Are You Ready for Some Football? How Antitrust Laws Can Be Used to Break Up DirecTV's Exclusive Right to Telecast NFL's Sunday Ticket Package

By Bublick, Ariel Y. | Federal Communications Law Journal, December 2011 | Go to article overview

Are You Ready for Some Football? How Antitrust Laws Can Be Used to Break Up DirecTV's Exclusive Right to Telecast NFL's Sunday Ticket Package


Bublick, Ariel Y., Federal Communications Law Journal


I.   INTRODUCTION

II.  ANTITRUST BACKGROUND
     A. Antitrust and Section One of the Sherman Act
     B. Rule of Reason Analysis
     C. The Single Entity Defense and its Application to the
         NFL

III. FOOTBALL ON TELEVISION
     A. The Origins of the NFL on Broadcast Television
     B. The Sports Broadcasting Act of 1961
     C. Football on Television Today
     D. DirecTV's Sunday Ticket Package

IV.  ANALYSIS: WHY SUNDAY TICKET SHOULD BE FOUND TO
     VIOLATE ANTITRUST LAWS
     A. Sunday Ticket Is Not Exempt Under the Sports
        Broadcasting Act
     B. The NFL as a Single Entity for the Sale of Television
        Rights
     C. Rule of Reason
     D. The Current Sunday Ticket Structure Hurts Consumers
        and Dissolution of the Exclusive Arrangement Can
        Help

V. CONCLUSION

I. INTRODUCTION

Vince Lombardi, one of the National Football League's ("NFL") most famous and well-respected coaches, once said that "football is a game for mad men." (1) For those that ascribe to Lombardi's theory, Sunday is a day for both enjoyment and analysis. Sunday is the day when most of the NFL's games are telecast on broadcast television. Football fans love rooting for their teams, cheering against division rivals, and viewing other games to see league-wide developments as they occur in real time. To provide fans with the opportunity to watch all games being played, instead of just the ones being locally broadcast, the NFL has granted to DirecTV the exclusive right to offer a package known as the Sunday Ticket. Sunday Ticket allows subscribers to view any NFL game occurring at that time. Although ingenious on the surface, underneath lies potential antitrust violations by NFL franchise owners. Sunday Ticket is only available to DirecTV subscribers at a high premium. The NFL is granted several antitrust privileges by Congress, as discussed below, but Sunday Ticket should not fall within these exemptions.

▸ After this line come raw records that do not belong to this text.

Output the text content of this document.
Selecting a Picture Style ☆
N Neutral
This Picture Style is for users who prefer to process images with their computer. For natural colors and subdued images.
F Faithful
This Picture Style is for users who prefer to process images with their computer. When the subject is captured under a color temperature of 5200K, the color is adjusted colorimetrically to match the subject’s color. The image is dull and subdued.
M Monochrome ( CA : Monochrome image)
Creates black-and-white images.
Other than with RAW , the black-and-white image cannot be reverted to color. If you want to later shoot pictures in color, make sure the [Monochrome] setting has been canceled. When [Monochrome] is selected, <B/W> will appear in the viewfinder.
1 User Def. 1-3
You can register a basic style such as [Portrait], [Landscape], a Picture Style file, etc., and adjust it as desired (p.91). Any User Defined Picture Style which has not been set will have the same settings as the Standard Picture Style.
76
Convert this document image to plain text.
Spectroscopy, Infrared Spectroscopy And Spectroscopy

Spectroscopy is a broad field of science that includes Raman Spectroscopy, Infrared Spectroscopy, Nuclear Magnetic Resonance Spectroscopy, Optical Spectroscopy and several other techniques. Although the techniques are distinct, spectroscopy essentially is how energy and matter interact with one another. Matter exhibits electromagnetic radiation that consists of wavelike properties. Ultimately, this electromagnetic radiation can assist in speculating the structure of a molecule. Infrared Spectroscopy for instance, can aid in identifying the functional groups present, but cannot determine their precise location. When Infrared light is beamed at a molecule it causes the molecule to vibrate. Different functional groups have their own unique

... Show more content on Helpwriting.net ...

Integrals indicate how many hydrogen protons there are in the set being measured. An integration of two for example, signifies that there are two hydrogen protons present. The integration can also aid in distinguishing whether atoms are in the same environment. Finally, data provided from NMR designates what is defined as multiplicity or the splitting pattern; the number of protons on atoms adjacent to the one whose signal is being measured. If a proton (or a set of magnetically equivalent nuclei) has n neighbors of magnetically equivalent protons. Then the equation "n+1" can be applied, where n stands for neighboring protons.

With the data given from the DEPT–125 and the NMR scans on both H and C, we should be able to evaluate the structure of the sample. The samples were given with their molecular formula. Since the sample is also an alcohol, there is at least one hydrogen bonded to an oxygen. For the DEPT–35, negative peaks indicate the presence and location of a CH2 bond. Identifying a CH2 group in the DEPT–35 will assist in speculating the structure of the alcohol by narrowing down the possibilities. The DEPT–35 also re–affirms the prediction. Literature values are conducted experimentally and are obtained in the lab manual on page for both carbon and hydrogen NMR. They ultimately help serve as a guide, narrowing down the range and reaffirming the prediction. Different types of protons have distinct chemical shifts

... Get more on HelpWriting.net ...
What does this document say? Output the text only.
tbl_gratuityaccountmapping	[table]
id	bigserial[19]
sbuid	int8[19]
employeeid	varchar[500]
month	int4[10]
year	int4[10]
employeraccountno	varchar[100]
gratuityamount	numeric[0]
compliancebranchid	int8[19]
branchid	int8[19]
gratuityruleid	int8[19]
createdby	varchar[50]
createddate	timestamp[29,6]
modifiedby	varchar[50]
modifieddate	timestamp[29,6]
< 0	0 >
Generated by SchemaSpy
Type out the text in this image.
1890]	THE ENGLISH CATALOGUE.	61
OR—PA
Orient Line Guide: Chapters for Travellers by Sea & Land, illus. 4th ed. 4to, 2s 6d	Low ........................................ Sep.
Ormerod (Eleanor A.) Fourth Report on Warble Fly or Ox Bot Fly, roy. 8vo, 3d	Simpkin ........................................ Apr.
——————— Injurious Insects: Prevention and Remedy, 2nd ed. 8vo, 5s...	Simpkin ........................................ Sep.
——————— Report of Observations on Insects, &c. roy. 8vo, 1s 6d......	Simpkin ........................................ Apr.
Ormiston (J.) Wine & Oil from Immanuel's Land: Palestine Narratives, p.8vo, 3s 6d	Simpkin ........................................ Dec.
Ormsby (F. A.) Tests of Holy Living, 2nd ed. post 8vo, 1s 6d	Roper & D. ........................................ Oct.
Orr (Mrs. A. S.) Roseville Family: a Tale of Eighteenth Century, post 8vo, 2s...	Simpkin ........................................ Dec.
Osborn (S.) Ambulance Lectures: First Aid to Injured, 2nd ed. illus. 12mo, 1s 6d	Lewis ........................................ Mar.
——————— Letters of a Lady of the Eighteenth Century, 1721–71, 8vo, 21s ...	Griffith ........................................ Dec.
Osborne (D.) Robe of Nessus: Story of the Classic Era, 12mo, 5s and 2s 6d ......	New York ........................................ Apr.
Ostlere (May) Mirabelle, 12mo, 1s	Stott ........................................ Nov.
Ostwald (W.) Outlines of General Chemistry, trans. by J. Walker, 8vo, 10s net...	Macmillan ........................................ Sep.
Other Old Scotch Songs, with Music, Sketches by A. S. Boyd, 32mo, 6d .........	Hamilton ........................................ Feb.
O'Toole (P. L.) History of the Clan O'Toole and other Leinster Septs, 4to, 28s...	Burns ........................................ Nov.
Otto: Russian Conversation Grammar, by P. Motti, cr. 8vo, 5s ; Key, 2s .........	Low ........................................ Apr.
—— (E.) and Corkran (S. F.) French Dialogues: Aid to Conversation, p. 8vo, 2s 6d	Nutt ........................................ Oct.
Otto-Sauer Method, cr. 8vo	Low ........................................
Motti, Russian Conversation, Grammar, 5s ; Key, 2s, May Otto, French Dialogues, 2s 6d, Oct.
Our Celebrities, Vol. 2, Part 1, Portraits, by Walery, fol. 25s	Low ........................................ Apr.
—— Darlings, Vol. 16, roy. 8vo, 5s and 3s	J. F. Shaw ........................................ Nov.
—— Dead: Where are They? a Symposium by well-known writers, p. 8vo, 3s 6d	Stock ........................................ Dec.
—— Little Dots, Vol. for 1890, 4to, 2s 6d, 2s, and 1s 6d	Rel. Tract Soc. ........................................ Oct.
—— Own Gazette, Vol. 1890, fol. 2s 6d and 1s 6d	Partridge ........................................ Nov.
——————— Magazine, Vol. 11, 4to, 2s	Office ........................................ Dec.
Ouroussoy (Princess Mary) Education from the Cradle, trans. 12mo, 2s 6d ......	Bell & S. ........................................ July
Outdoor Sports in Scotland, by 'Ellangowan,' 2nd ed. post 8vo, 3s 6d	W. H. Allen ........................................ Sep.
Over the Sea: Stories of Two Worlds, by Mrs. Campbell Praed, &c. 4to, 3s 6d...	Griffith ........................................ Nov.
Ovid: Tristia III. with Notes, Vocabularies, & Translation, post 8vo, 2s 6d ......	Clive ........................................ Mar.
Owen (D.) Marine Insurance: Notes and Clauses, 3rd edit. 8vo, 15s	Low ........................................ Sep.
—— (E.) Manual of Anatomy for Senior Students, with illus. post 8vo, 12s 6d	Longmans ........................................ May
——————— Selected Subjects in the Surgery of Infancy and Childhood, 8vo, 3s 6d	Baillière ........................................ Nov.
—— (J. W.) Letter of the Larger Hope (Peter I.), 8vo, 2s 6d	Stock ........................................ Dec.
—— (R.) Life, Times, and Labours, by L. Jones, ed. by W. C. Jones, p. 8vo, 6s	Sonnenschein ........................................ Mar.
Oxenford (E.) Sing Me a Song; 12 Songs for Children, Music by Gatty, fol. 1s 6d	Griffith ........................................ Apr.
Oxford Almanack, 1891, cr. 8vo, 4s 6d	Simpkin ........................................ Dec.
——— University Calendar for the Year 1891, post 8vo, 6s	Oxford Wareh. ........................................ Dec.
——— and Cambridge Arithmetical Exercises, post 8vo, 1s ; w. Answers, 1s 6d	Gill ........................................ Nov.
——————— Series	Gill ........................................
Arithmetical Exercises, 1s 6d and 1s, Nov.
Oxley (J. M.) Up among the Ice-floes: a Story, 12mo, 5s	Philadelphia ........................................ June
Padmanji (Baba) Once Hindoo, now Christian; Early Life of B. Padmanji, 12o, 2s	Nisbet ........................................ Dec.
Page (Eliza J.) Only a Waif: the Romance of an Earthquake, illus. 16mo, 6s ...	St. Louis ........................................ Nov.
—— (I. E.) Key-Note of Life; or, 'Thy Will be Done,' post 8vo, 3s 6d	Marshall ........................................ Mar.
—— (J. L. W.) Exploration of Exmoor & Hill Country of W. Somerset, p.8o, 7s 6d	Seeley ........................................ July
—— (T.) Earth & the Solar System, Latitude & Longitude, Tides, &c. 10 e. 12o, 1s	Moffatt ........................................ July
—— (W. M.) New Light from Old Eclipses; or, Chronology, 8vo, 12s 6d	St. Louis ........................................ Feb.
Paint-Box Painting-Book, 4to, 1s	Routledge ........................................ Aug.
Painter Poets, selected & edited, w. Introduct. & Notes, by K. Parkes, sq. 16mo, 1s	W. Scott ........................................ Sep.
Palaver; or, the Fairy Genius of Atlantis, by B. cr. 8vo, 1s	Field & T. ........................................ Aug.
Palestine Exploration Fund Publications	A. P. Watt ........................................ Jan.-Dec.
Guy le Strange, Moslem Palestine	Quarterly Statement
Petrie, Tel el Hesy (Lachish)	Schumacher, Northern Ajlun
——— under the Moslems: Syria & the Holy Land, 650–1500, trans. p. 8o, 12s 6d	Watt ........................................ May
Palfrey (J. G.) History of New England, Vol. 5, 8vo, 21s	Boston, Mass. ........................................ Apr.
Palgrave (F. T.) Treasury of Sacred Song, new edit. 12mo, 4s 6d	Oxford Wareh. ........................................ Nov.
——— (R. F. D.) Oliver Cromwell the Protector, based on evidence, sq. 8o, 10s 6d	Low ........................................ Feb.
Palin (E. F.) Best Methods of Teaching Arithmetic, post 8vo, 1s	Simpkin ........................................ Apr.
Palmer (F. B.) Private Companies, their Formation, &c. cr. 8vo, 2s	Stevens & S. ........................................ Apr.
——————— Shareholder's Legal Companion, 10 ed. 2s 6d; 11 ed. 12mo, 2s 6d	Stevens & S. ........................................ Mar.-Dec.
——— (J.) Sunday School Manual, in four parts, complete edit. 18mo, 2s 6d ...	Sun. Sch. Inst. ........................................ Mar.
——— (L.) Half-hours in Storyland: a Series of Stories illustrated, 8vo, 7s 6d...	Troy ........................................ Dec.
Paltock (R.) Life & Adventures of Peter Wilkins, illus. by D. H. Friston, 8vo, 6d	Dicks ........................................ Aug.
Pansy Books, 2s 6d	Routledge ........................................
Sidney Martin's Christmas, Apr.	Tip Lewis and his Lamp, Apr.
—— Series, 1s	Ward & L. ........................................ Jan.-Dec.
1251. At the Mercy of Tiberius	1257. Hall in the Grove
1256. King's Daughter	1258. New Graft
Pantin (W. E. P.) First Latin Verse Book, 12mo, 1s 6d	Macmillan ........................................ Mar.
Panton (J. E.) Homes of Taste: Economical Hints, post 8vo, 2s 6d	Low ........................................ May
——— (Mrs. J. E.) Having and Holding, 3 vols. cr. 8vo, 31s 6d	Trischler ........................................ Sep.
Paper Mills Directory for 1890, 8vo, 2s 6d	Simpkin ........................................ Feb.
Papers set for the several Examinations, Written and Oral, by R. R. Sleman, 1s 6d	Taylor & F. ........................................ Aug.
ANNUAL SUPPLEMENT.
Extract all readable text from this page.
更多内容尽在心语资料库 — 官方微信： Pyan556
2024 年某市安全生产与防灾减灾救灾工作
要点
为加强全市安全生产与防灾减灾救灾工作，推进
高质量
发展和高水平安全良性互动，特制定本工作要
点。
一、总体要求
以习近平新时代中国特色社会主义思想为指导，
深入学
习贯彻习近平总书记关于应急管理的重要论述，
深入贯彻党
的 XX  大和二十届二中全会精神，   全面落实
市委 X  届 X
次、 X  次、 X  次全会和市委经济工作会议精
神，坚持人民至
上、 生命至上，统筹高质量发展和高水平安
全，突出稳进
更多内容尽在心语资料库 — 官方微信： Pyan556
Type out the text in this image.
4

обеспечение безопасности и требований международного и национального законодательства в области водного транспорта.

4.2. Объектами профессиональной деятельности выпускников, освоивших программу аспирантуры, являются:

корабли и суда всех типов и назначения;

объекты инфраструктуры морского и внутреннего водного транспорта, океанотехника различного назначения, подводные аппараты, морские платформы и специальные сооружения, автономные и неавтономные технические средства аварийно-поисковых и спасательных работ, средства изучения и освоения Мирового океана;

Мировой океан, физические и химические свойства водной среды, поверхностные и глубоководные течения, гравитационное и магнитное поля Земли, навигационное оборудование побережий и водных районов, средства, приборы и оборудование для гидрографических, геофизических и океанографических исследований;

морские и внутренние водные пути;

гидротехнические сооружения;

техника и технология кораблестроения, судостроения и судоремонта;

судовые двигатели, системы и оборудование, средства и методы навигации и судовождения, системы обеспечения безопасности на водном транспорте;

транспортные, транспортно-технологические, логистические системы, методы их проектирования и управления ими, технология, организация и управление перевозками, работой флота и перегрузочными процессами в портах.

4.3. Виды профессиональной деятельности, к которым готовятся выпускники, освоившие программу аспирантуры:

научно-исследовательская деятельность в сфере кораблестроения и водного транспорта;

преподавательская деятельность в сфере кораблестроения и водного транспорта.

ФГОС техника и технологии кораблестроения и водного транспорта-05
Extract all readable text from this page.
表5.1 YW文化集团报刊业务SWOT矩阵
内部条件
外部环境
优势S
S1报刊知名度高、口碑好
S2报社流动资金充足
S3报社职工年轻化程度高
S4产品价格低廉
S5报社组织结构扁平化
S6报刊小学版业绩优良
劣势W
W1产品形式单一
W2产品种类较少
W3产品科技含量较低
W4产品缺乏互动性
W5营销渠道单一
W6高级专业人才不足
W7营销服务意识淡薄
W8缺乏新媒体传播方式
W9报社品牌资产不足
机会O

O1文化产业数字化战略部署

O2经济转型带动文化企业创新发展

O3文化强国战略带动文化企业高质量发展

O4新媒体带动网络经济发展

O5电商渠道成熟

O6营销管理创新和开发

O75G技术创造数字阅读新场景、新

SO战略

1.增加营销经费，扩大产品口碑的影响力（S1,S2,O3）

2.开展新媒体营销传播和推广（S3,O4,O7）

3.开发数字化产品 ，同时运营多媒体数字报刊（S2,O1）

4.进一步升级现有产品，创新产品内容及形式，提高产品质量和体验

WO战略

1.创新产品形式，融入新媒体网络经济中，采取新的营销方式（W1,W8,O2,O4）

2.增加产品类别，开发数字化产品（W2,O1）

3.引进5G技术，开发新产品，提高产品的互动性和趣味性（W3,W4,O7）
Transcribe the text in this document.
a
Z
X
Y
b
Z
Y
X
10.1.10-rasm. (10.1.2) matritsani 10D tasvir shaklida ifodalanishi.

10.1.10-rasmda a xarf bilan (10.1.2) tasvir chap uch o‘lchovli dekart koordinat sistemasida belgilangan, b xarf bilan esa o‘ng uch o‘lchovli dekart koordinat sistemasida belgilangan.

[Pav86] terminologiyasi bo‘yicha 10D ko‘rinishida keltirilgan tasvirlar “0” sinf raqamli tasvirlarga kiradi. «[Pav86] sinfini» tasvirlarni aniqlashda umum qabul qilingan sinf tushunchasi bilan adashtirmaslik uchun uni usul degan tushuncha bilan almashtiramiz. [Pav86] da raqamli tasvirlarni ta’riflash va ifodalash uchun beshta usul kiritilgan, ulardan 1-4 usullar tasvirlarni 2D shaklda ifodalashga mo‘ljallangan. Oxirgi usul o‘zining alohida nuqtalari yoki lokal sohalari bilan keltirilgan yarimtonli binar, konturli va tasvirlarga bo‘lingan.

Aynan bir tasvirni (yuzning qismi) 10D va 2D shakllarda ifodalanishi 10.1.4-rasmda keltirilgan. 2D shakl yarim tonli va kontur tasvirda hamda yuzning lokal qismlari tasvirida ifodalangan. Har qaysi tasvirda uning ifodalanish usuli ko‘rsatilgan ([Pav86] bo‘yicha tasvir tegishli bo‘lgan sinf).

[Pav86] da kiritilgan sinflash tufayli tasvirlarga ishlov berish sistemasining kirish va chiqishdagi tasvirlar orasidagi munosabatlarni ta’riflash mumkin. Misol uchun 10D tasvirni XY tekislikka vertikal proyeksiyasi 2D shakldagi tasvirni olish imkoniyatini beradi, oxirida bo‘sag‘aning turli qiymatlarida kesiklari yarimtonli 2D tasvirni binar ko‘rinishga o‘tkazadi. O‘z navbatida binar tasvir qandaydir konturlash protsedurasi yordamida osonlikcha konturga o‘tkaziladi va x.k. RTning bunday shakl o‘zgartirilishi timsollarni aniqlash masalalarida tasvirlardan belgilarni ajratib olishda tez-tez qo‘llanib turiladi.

Part II of this Note offers a background on antitrust law and how the subject relates to the NFL. Part III provides a history of the NFL, its beginnings on television, and its current arrangements with broadcast and cable television, as well as with DirecTV. Finally, Part IV discusses the antitrust implications of Sunday Ticket and how the package's exclusive arrangement with the NFL is hurting consumers.

II. ANTITRUST BACKGROUND

A. Antitrust and Section One of the Sherman Act

Antitrust laws were created to ensure a marketplace that fosters and encourages competition. (2) The Sherman Antitrust Act (3) forms the basis for most antitrust litigation pursued by the United States government. The Sherman Act's main purpose is to "preserv[e] free and unfettered competition...." (4) Of the many sections of the Sherman Act, Section One has plagued the NFL the most. (5)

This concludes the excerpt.